BIST 10.015
DOLAR 35,33
EURO 36,90
ALTIN 2.964,42
HABER /  POLİTİKA  /  CHP

Murat Karayalçın'dan Zülfü Livaneli tepkisi: İddiaları hem haksız hem de zamansız

SHP’nin eski genel başkanlarından Murat Karayalçın, Zülfi Livaneli’nin “CHP, DSP, SHP gibi partiler sol partiler değil. Bu partilerin başına, hiçbiri solcu olmayan birtakım liderler getirildi” sözlerine tepki gösterdi. Karayalçın, “Zülfü Bey’in iddialarının hem haksız hem de zamansız” dedi.

Abone ol

SHP-CHP birleşmesinin mimarlarından Murat Karayalçın, Zülfü Livaneli’nin “CHP, DSP, SHP gibi partiler sol partiler değil. Bu partilerin başına, hiçbiri solcu olmayan birtakım liderler getirildi” sözlerini değerlendirdi... Gündemde birçok sorun olduğunu, iddaları haksız ve zamansız bulduğunu belirten Karayalçın, “Bir parti ben sosyal demokratım diyorsa, ortanın solundayım diyorsa, oradadır. Hayır, sen orada değilsin denilemez” ifadesini kullandı.

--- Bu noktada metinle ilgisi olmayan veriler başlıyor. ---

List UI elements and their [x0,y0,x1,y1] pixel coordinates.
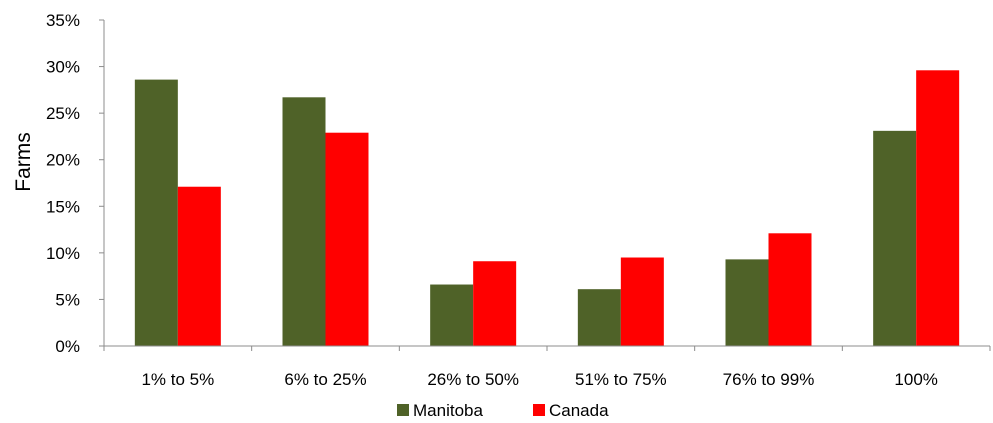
x-tick-label: 100% [894,370,937,389]
bar-manitoba-1 [134,79,178,347]
x-tick-label: 1% to 5% [141,370,214,389]
y-axis-label: Farms [12,132,35,192]
y-tick-label: 25% [46,104,80,123]
legend-label-canada: Canada [549,401,609,420]
y-tick-label: 5% [55,290,80,309]
bar-canada-5 [768,233,812,346]
bar-manitoba-4 [577,289,621,346]
y-tick-label: 35% [46,11,80,30]
y-tick-label: 20% [46,151,80,170]
bar-manitoba-5 [725,259,769,346]
legend-swatch-canada [533,404,545,416]
legend-label-manitoba: Manitoba [413,401,483,420]
bar-canada-1 [177,186,221,346]
bar-manitoba-6 [873,130,917,346]
y-tick-label: 15% [46,197,80,216]
x-tick-label: 6% to 25% [284,370,366,389]
x-tick-label: 26% to 50% [427,370,519,389]
x-tick-label: 51% to 75% [575,370,667,389]
bar-manitoba-3 [430,284,474,346]
y-tick-label: 10% [46,244,80,263]
bar-canada-6 [916,70,960,346]
y-axis-ticks: 0% 5% 10% 15% 20% 25% 30% 35% [46,11,104,356]
bar-canada-2 [325,132,369,346]
legend-swatch-manitoba [397,404,409,416]
bar-canada-3 [473,261,517,346]
x-tick-label: 76% to 99% [723,370,815,389]
bar-canada-4 [620,257,664,346]
bars-group [134,70,960,347]
y-tick-label: 0% [55,337,80,356]
y-tick-label: 30% [46,58,80,77]
x-axis-ticks: 1% to 5% 6% to 25% 26% to 50% 51% to 75% 76%… [103,346,991,389]
legend: Manitoba Canada [397,401,609,420]
bar-manitoba-2 [282,97,326,347]
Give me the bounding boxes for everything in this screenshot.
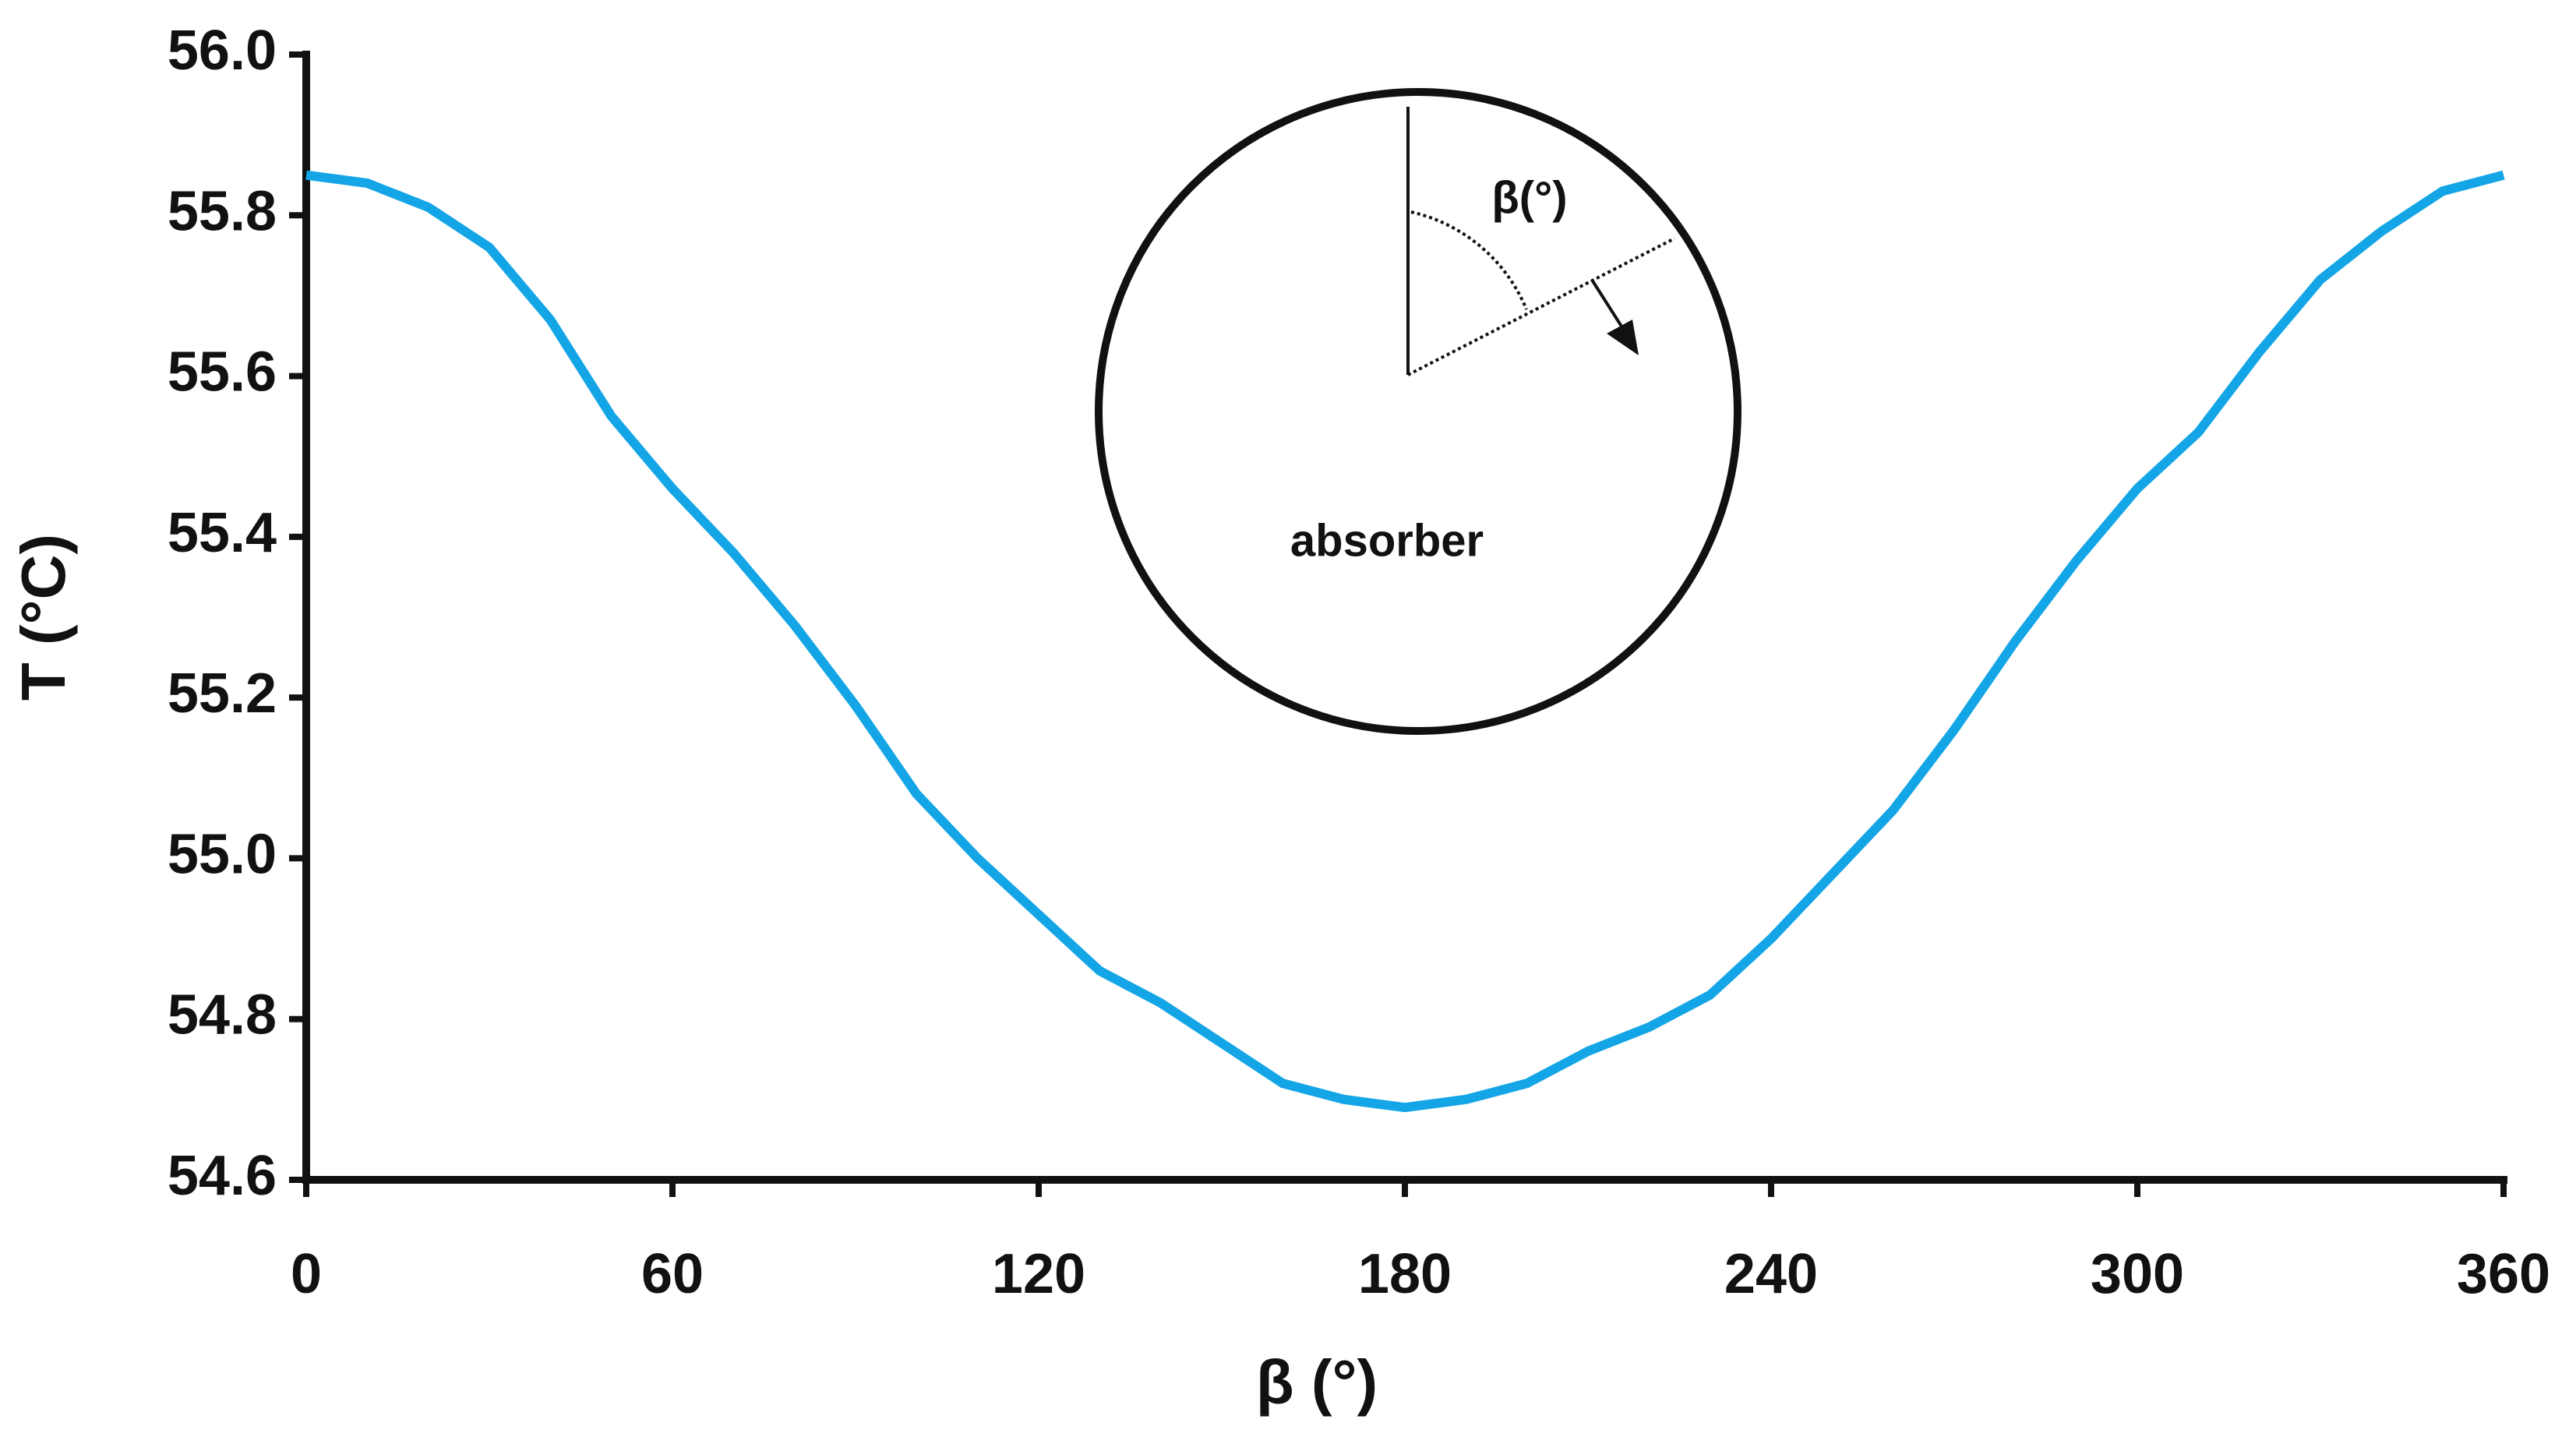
x-tick-label: 360 — [2457, 1243, 2550, 1305]
x-tick-label: 120 — [992, 1243, 1085, 1305]
y-tick-label: 55.4 — [168, 502, 277, 564]
inset-diagram: β(°) absorber — [1095, 88, 1741, 735]
y-tick-label: 54.8 — [168, 984, 277, 1047]
x-tick-label: 60 — [641, 1243, 704, 1305]
arrow-head — [1607, 320, 1639, 355]
y-tick-label: 55.2 — [168, 662, 277, 725]
angle-label: β(°) — [1491, 172, 1567, 223]
x-tick-label: 300 — [2091, 1243, 2184, 1305]
y-tick-label: 55.6 — [168, 341, 277, 404]
y-tick-label: 54.6 — [168, 1145, 277, 1207]
x-tick-label: 180 — [1358, 1243, 1452, 1305]
absorber-circle — [1095, 88, 1741, 735]
data-line — [305, 170, 2505, 1113]
angle-arc — [1410, 210, 1528, 310]
x-axis-title: β (°) — [1256, 1347, 1378, 1417]
y-tick-label: 56.0 — [168, 19, 277, 82]
y-tick-label: 55.0 — [168, 823, 277, 885]
y-axis-title: T (°C) — [9, 534, 78, 701]
x-tick-label: 240 — [1724, 1243, 1818, 1305]
angle-line — [1407, 237, 1675, 376]
arrow-shaft — [1590, 278, 1626, 333]
x-tick-label: 0 — [291, 1243, 322, 1305]
y-tick-label: 55.8 — [168, 180, 277, 242]
absorber-label: absorber — [1290, 515, 1484, 566]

“Ben bu tartışmayı üzüntüyle izliyorum ancak tartışmanın içine girmek, tartışmanın bir tarafı olmak da istemem. Bununla birlikte, Zülfü Bey’in iddialarının hem haksız hem de zamansız olduğu kanısındayım, bunu da belirtmek isterim” diyen Karayalçın, Milliyet’ten Tunca Bengin’e konuya dair değerlendirmelerde bulundu.

“Cumhuriyetçilik ifadesi zaten sol doğrultuyu gösteren bir anlayış”

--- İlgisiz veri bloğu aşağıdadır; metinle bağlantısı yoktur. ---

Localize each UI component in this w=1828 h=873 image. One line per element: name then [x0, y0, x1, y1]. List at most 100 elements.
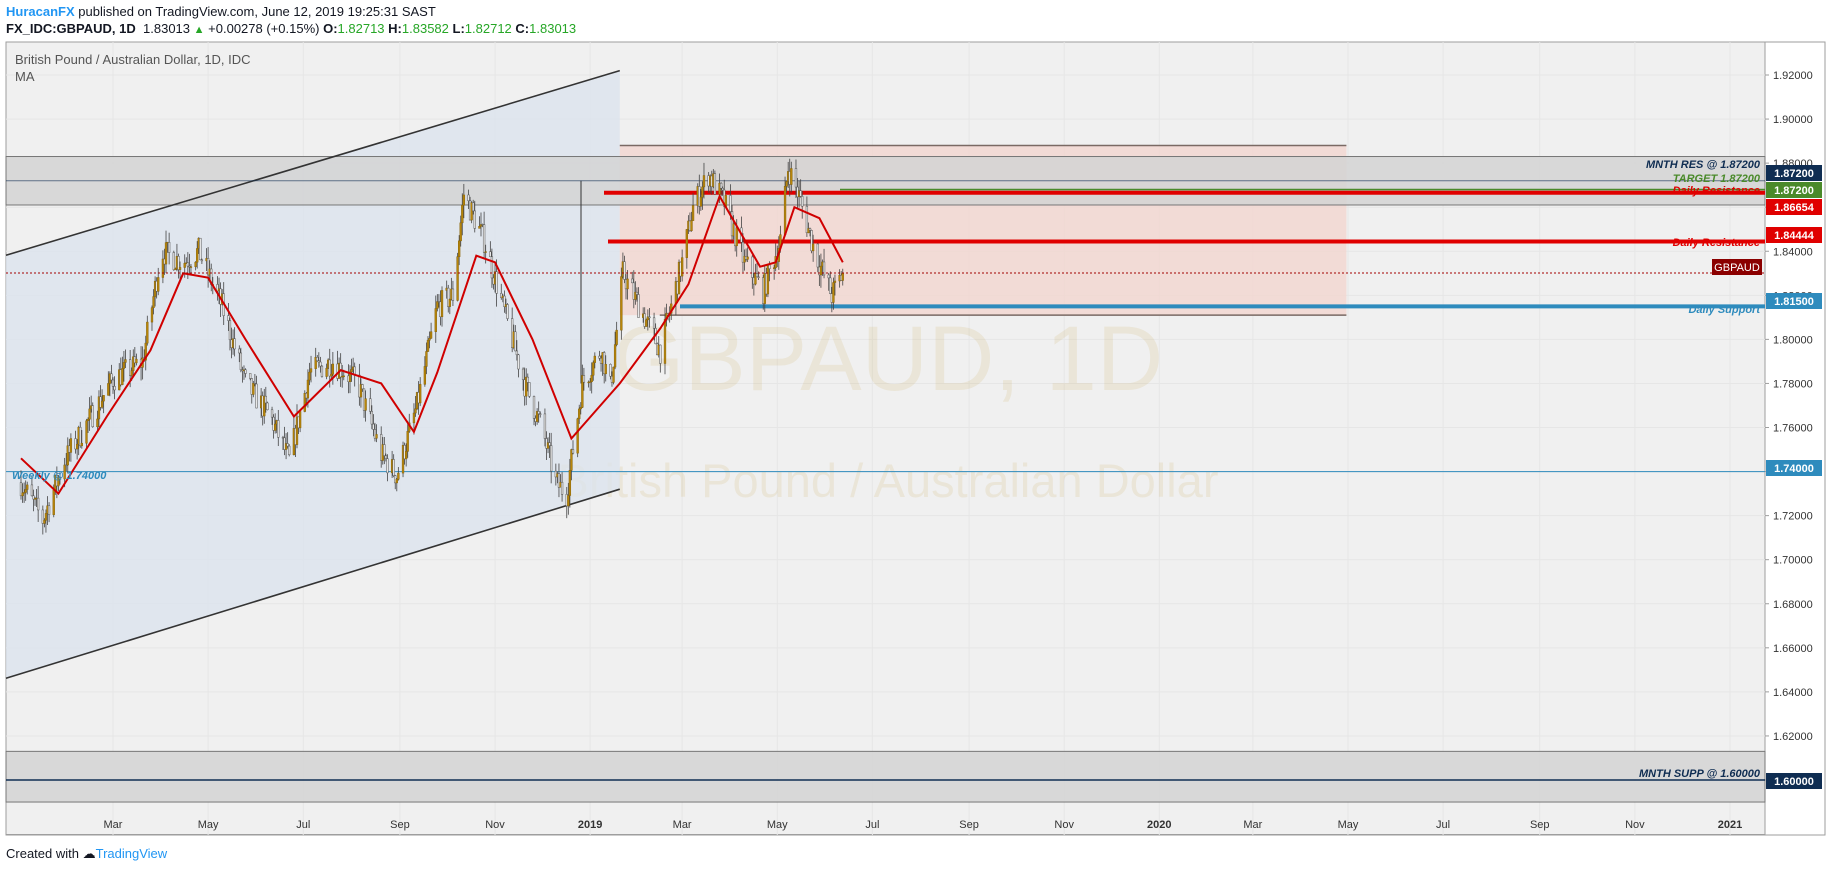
time-tick-label: Mar: [104, 819, 123, 831]
candle: [308, 362, 311, 386]
candle-body: [819, 265, 823, 276]
chart-header-line2: FX_IDC:GBPAUD, 1D 1.83013 ▲ +0.00278 (+0…: [6, 21, 576, 38]
candle-body: [482, 224, 486, 253]
candle-body: [609, 364, 612, 377]
candle: [604, 355, 607, 382]
candle: [317, 352, 320, 368]
candle-body: [370, 411, 373, 425]
candle-body: [557, 473, 561, 488]
candle-body: [22, 492, 26, 494]
candle-body: [807, 228, 810, 234]
time-tick-label: Nov: [1625, 819, 1645, 831]
candle-body: [768, 264, 771, 269]
channel-fill: [6, 70, 620, 679]
candle: [458, 235, 461, 266]
candle: [274, 413, 277, 434]
candle-body: [359, 384, 363, 398]
candle-body: [506, 304, 509, 319]
candle-body: [615, 329, 618, 345]
candle: [429, 322, 433, 339]
candle: [635, 287, 639, 302]
candle-body: [121, 368, 124, 385]
candle: [227, 302, 230, 331]
candle-body: [19, 482, 23, 497]
candle-body: [414, 408, 417, 414]
candle: [350, 358, 353, 382]
candle: [581, 364, 584, 409]
candle: [216, 276, 219, 301]
candle-body: [314, 357, 317, 369]
candle-body: [348, 371, 352, 382]
candle-body: [172, 252, 175, 271]
candle: [829, 271, 832, 295]
candle: [272, 414, 275, 439]
candle-body: [434, 308, 437, 333]
candle-body: [685, 229, 688, 258]
candle: [284, 433, 288, 460]
candle: [194, 261, 197, 271]
candle: [252, 380, 255, 398]
candle: [91, 402, 94, 428]
ohlc-values: O:1.82713 H:1.83582 L:1.82712 C:1.83013: [323, 21, 577, 36]
candle: [568, 458, 572, 508]
candle-body: [110, 373, 113, 381]
candle-body: [526, 376, 529, 383]
candle: [26, 481, 29, 495]
candle-body: [799, 190, 802, 197]
candle-body: [567, 495, 570, 507]
candle-body: [754, 273, 757, 285]
candle-body: [395, 479, 398, 484]
candle-body: [571, 449, 575, 454]
candles: [19, 158, 844, 535]
candle-body: [401, 445, 405, 474]
candle-body: [342, 375, 345, 377]
last-price: 1.83013: [143, 21, 191, 36]
candle: [233, 327, 236, 357]
candle-body: [698, 186, 701, 207]
price-tag-1: 1.87200: [1774, 185, 1814, 197]
watermark-symbol: GBPAUD, 1D: [613, 308, 1163, 410]
tradingview-logo-icon[interactable]: ☁: [82, 846, 96, 861]
author-name[interactable]: HuracanFX: [6, 4, 75, 19]
price-tag-4: 1.81500: [1774, 296, 1814, 308]
candle-body: [537, 411, 540, 415]
candle-body: [286, 443, 289, 447]
candle-body: [451, 288, 455, 301]
tradingview-brand[interactable]: TradingView: [95, 846, 168, 861]
candle: [598, 350, 601, 361]
candle-body: [244, 369, 247, 374]
candle-body: [303, 393, 306, 412]
candle: [295, 404, 299, 449]
candle-body: [719, 182, 723, 189]
price-tick-label: 1.68000: [1773, 599, 1813, 611]
candle-body: [164, 242, 168, 265]
candle-body: [369, 398, 372, 412]
candle: [24, 480, 27, 501]
candle-body: [57, 476, 60, 487]
time-tick-label: Jul: [1436, 819, 1450, 831]
candle-body: [746, 256, 749, 260]
level-label-1: TARGET 1.87200: [1673, 173, 1761, 185]
candle-body: [239, 352, 243, 371]
candle: [592, 360, 595, 381]
candle-body: [113, 386, 116, 391]
candle: [164, 230, 168, 274]
candle-body: [186, 262, 189, 267]
candle: [44, 509, 48, 533]
candle-body: [270, 409, 274, 418]
candle-body: [517, 354, 520, 370]
candle: [582, 367, 586, 391]
last-price-tag-bg: [1712, 259, 1762, 275]
candle: [447, 284, 450, 313]
footer: Created with ☁TradingView: [6, 846, 167, 862]
candle-body: [320, 365, 324, 377]
candle: [286, 432, 289, 449]
candle: [107, 371, 110, 396]
candle: [448, 298, 451, 315]
candle-body: [228, 320, 232, 341]
candle-body: [263, 395, 266, 417]
candle: [426, 336, 430, 352]
candle: [691, 193, 695, 221]
price-change: +0.00278 (+0.15%): [208, 21, 320, 36]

Karayalçın, CHP, DSP ve SHP’nin sol parti olmadıkları yönündeki eleştirilerine şöyle cevap verdi:

“Genel Başkanlığı’nı yaptığım SHP için söyleyeyim öncelikle: SHP Türkiye solunun en kitleselleşmiş partisiydi. Türkiye solunun savunması gereken düşüncelerini en yüksek seste ve güçlü bir biçimde savunan bir partiydi. SHP’nin ardından CHP içinde benzer bir değerlendirmeyi yapmak isterim. Yani İsmet İnönü’nün, devleti kuran askerlerden biri olarak ülkenin Milli Şef diye adlandırılmış 2. Cumhurbaşkanı olarak 1965 yılında ‘CHP ortanın solundadır’ diye bir çizgi tanımlaması ve biz baştan bu yana zaten böyle bir siyaset izliyorduk diye açıklamasına eklemede bulunması çok önemli bir gelişmeyi başlattı CHP’de. Ve sonra Bülent Ecevit 1972’den itibaren 3. Genel Başkan olarak bu çizgiyi daha da güçlendirdi. Demokratik Sol Parti’nin zaten adı üzerinde kendisini sol olarak tanımlıyor. Tıpkı Sosyal Demokrat Halkçı Parti’nin kendisini sosyal demokrat olarak tanımlaması gibi. CHP tarihi bir isim Kurtuluş Savaşı’ndan gelen bir isim bağımsızlığı sağlamış bir isim, adında sol sözcüğü yok ama Cumhuriyetçilik ifadesi zaten sol doğrultuyu gösteren bir anlayış bana göre. Sosyalist Enternasyonal’de iki tür parti vardır. Bazı partilerin adında sol sözcüğü vardır; sosyal demokrat, demokratik sol, demokratik sosyalist gibi... Bazı üye partilerin de adlarında sol yoktur ama o partiler de bağımsızlıkçı, Cumhuriyetçi yanlarıyla sol bir çizgi üzerinde siyaset yaptıkları için Sosyalist Enternasyonal’de yer almışlardır. CHP gibi, Hindistan Kongre Partisi gibi, Latin Amerika’da şu anda adını hatırlamadığım başka çok sayıdaki bağımsızlıkçı parti gibi…”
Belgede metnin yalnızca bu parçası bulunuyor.